Türkiye ve Suriye arasındaki sorunlar terörizm, mülteciler ve çeşitli yabancı aktörlerin varlığı gibi çok boyutlu ve iç içe geçmiş durumda.
Her iki tarafın da normalleşme sürecini engelleyen koşulları var ancak süreç henüz sona ermiş değil. Gazze savaşı Türkiye-Suriye görüşmelerinde yaşanan bir dizi gerilemenin sonuncusu oldu ancak Türkiye yıllardır istikrar ve güvenliğine tehdit oluşturan Suriye konusunda daha fazla endişe duyuyor.
Lübnan-İsrail sınırındaki durum, Suriye'yi içine çekecek büyük bir çatışmanın en olası tetikleyicisi haline geldi. Suriye'nin hava sahasında ve topraklarında faaliyet gösteren bu kadar çok dış güç varken şiddetin tırmanması ciddi riskler doğurur.
Esad'ın kendisi Gazze'deki savaşın başlamasından bu yana oldukça düşük bir profil çizerken, Türkiye'nin hakim olduğu bölgelerdeki muhalif güçler İsrail'e karşı Filistinlileri destekliyor.

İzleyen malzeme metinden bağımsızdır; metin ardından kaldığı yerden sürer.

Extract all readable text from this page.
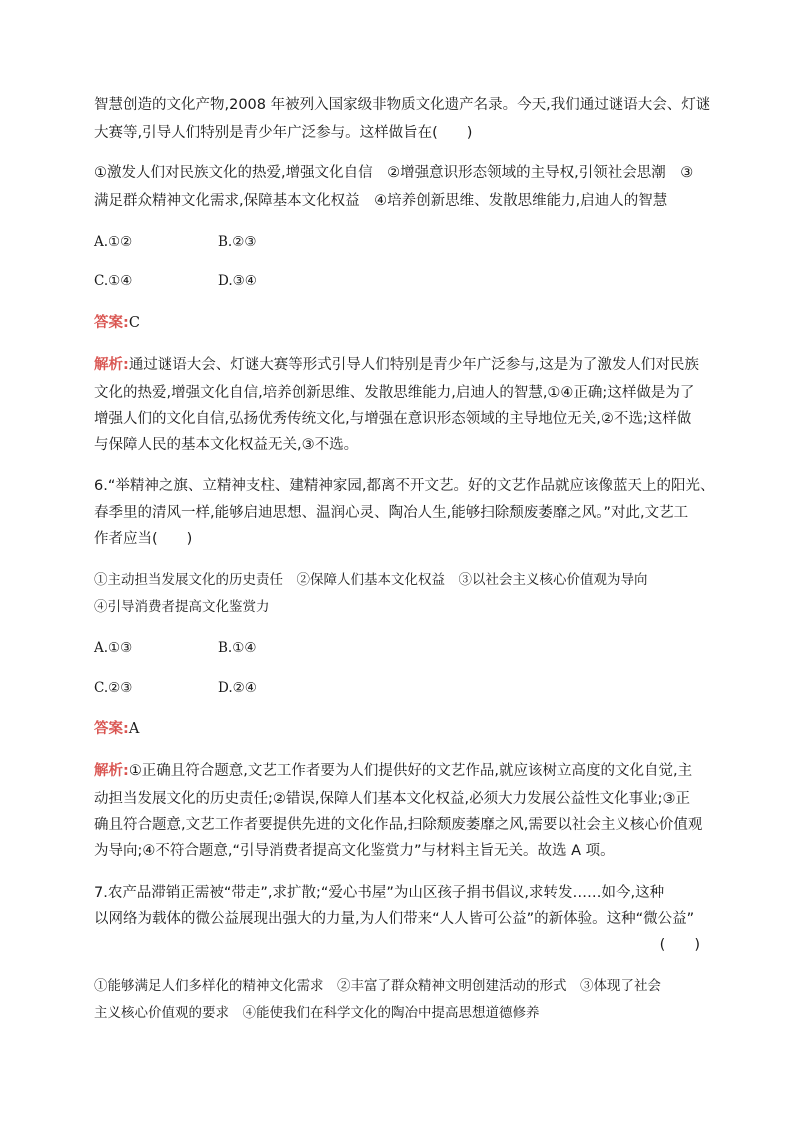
智慧创造的文化产物,2008 年被列入国家级非物质文化遗产名录。今天,我们通过谜语大会、灯谜
大赛等,引导人们特别是青少年广泛参与。这样做旨在(　　)
①激发人们对民族文化的热爱,增强文化自信　②增强意识形态领域的主导权,引领社会思潮　③
满足群众精神文化需求,保障基本文化权益　④培养创新思维、发散思维能力,启迪人的智慧
A.①②	B.②③
C.①④	D.③④
答案:C
解析:通过谜语大会、灯谜大赛等形式引导人们特别是青少年广泛参与,这是为了激发人们对民族
文化的热爱,增强文化自信,培养创新思维、发散思维能力,启迪人的智慧,①④正确;这样做是为了
增强人们的文化自信,弘扬优秀传统文化,与增强在意识形态领域的主导地位无关,②不选;这样做
与保障人民的基本文化权益无关,③不选。
6.“举精神之旗、立精神支柱、建精神家园,都离不开文艺。好的文艺作品就应该像蓝天上的阳光、
春季里的清风一样,能够启迪思想、温润心灵、陶冶人生,能够扫除颓废萎靡之风。”对此,文艺工
作者应当(　　)
①主动担当发展文化的历史责任　②保障人们基本文化权益　③以社会主义核心价值观为导向
④引导消费者提高文化鉴赏力
A.①③	B.①④
C.②③	D.②④
答案:A
解析:①正确且符合题意,文艺工作者要为人们提供好的文艺作品,就应该树立高度的文化自觉,主
动担当发展文化的历史责任;②错误,保障人们基本文化权益,必须大力发展公益性文化事业;③正
确且符合题意,文艺工作者要提供先进的文化作品,扫除颓废萎靡之风,需要以社会主义核心价值观
为导向;④不符合题意,“引导消费者提高文化鉴赏力”与材料主旨无关。故选 A 项。
7.农产品滞销正需被“带走”,求扩散;“爱心书屋”为山区孩子捐书倡议,求转发……如今,这种
以网络为载体的微公益展现出强大的力量,为人们带来“人人皆可公益”的新体验。这种“微公益”
(　　)
①能够满足人们多样化的精神文化需求　②丰富了群众精神文明创建活动的形式　③体现了社会
主义核心价值观的要求　④能使我们在科学文化的陶冶中提高思想道德修养
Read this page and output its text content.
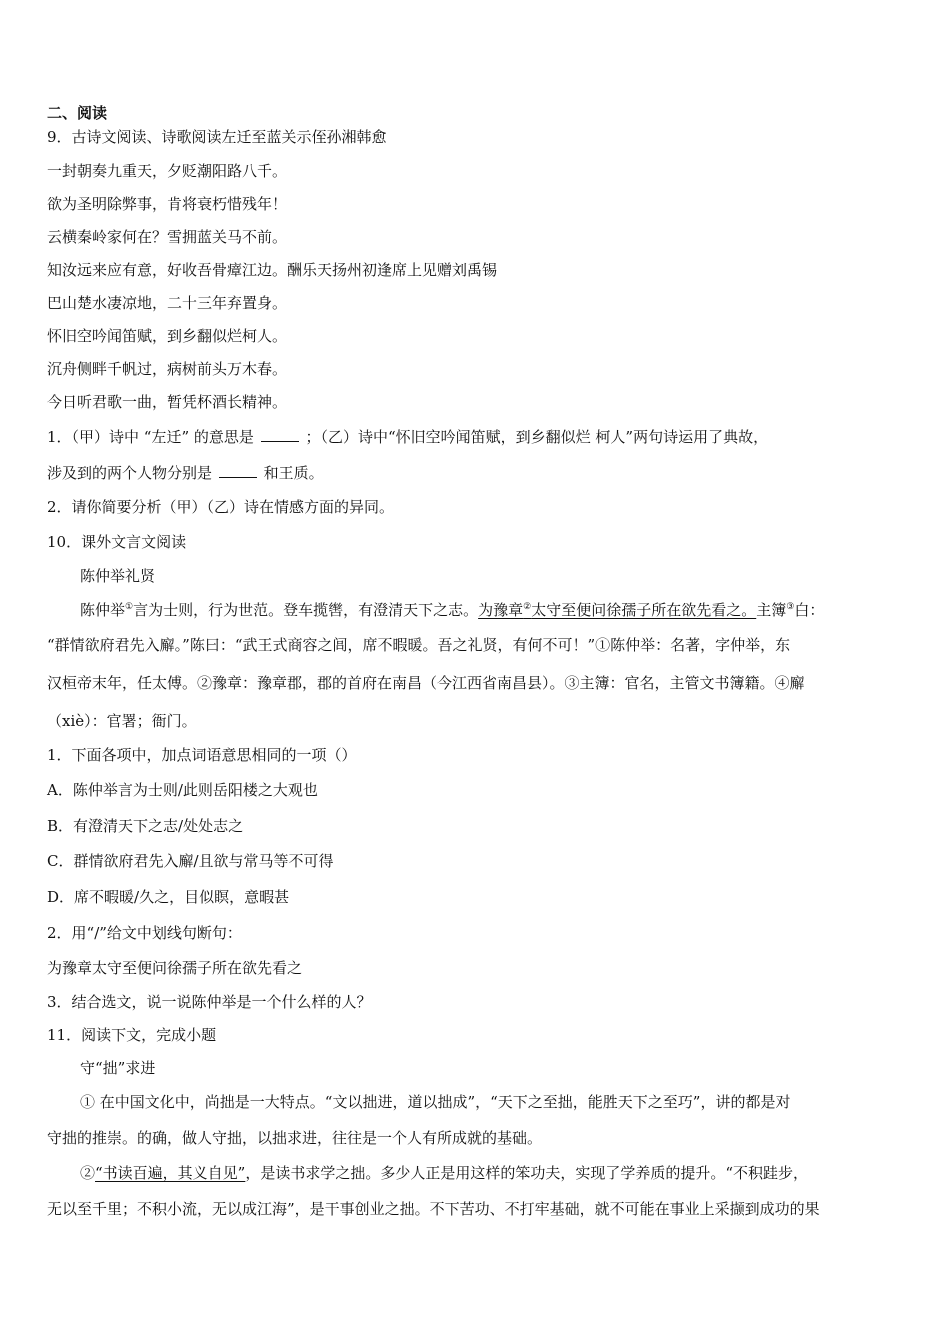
二、阅读
9．古诗文阅读、诗歌阅读左迁至蓝关示侄孙湘韩愈
一封朝奏九重天，夕贬潮阳路八千。
欲为圣明除弊事，肯将衰朽惜残年！
云横秦岭家何在？雪拥蓝关马不前。
知汝远来应有意，好收吾骨瘴江边。酬乐天扬州初逢席上见赠刘禹锡
巴山楚水凄凉地，二十三年弃置身。
怀旧空吟闻笛赋，到乡翻似烂柯人。
沉舟侧畔千帆过，病树前头万木春。
今日听君歌一曲，暂凭杯酒长精神。
1．（甲）诗中 “左迁” 的意思是	；（乙）诗中“怀旧空吟闻笛赋，到乡翻似烂 柯人”两句诗运用了典故，
涉及到的两个人物分别是	和王质。
2．请你简要分析（甲）（乙）诗在情感方面的异同。
10．课外文言文阅读
陈仲举礼贤
陈仲举①言为士则，行为世范。登车揽辔，有澄清天下之志。为豫章②太守至便问徐孺子所在欲先看之。主簿③白：
“群情欲府君先入廨。”陈曰：“武王式商容之闾，席不暇暖。吾之礼贤，有何不可！”①陈仲举：名著，字仲举，东
汉桓帝末年，任太傅。②豫章：豫章郡，郡的首府在南昌（今江西省南昌县）。③主簿：官名，主管文书簿籍。④廨
（xiè）：官署；衙门。
1．下面各项中，加点词语意思相同的一项（）
A．陈仲举言为士则/此则岳阳楼之大观也
B．有澄清天下之志/处处志之
C．群情欲府君先入廨/且欲与常马等不可得
D．席不暇暖/久之，目似瞑，意暇甚
2．用“/”给文中划线句断句：
为豫章太守至便问徐孺子所在欲先看之
3．结合选文，说一说陈仲举是一个什么样的人？
11．阅读下文，完成小题
守“拙”求进
① 在中国文化中，尚拙是一大特点。“文以拙进，道以拙成”，“天下之至拙，能胜天下之至巧”，讲的都是对
守拙的推崇。的确，做人守拙，以拙求进，往往是一个人有所成就的基础。
②“书读百遍，其义自见”，是读书求学之拙。多少人正是用这样的笨功夫，实现了学养质的提升。“不积跬步，
无以至千里；不积小流，无以成江海”，是干事创业之拙。不下苦功、不打牢基础，就不可能在事业上采撷到成功的果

Gazze savaşının Suriye'deki dengeleri değiştirmesinden endişe ediliyor.
Öte yandan, Gazze çatışması aslında Türkiye-Suriye görüşmelerini kolaylaştıracak bir faktör olabilir.
2009 yılında İsrail'in Gazze Şeridi'ne saldırması sonucunda Türkiye'nin Suriye ile ilişkilerini güçlendirmesini hatırlattı. O dönemde Ankara, Suriye ile ilk askeri tatbikatını gerçekleştirmiş ve sınır bölgesinde kara kuvvetlerini kullanmıştı. Bu işbirliği İsrail tarafından "çok rahatsız edici" olarak değerlendirilmişti.
Gazze savaşı da dahil olmak üzere bölgede yaşanan gerilimler arasında, Türkiye-Suriye görüşmeleri ilerleme fırsatı bulabilir.
Türkiye ve Suriye bölgesel istikrarsızlık konusunda ortak endişelere sahip ve devam eden krizler diyaloğun yenilenmesi için bir katalizör olabilir.